また、「アルバイトの手取り月収」の平均は「6.10万円」で、2022年比+0.55万円となりました。その一方で、「希望月収」は「10.76万円」と、2022年比+2.82万円で大きく増加しており、実際の手取り月収との大幅なギャップ(-4.66万円)が生じています。
同社は、「物価上昇の影響を受けて、希望する月収が前年より上回ったことで実態とのギャップが大きくなったと考えられる」とコメントしています。
続いて、現在アルバイト就業中の944人に、「アルバイトの目的」を複数回答可で教えてもらったところ、「貯金をするため」(61.7%)、「趣味のため」(55.4%)、「自分の生活費のため」(38.9%)、「交際費のため」(37.8%)、「社会経験を積むため」(36.5%)といった回答が上位に並び、2022年比では「交際費のため」が+6.0ptと大きく増加しています。
これを学年別にみると、大学1年生で「社会経験を積むため」(42.0%・全体比+5.5pt)、大学2年生で「将来のキャリアのため」(21.6%・同+5.3pt)、大学3年生で「自分の生活費のため」(44.8%・同+5.9pt)が高くなっており、低学年層ほどキャリア形成を目的にアルバイトをしている様子が見て取れました。
最後に、「就職活動を意識してアルバイト先を決めましたか」と聞いたところ、25.8%の人が「就職活動を意識してアルバイト先を決めた」と回答。

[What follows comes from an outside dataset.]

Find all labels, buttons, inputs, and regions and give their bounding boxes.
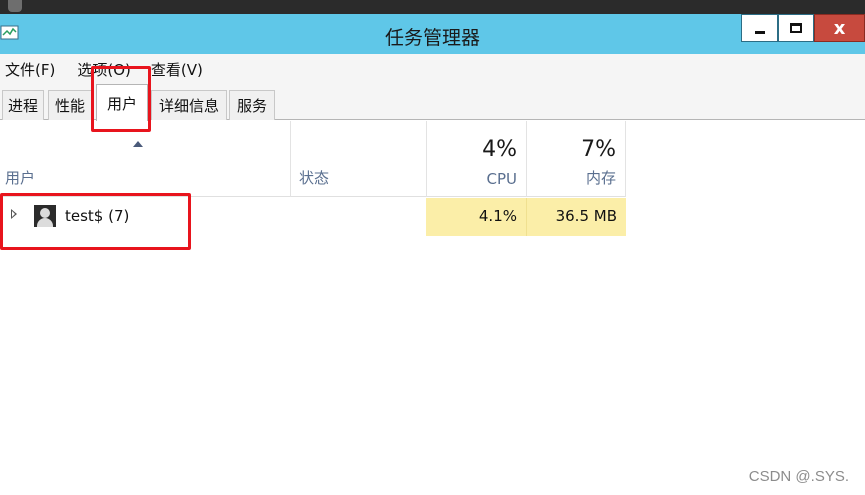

また、「就職活動を意識してアルバイト先を決めた」と答えた244人に、「就職活動を意識してアルバイト選びをした際に重視したこと」を複数回答可で答えてもらったところ、「正しい言葉遣いができるようになる」(43.2%)、「将来の仕事や職業に役立つような経験をする」(38.9%)、「アルバイトを通じて関わる人の数を増やす」(34.7%)などが上位に挙げられ、アルバイトを将来の仕事に役立つ経験を積む場としてとらえている大学生が多いことがうかがえました。
同社は、「コロナ禍による授業のオンライン化などにより、同級生や先輩とのつながりが少ない中で、リアルな仕事の実情や経験を話してくれたり、相談に乗ってくれる人との出会いの場として、アルバイト先を選ぶ大学生が増加したことがうかがえる」とコメントしています。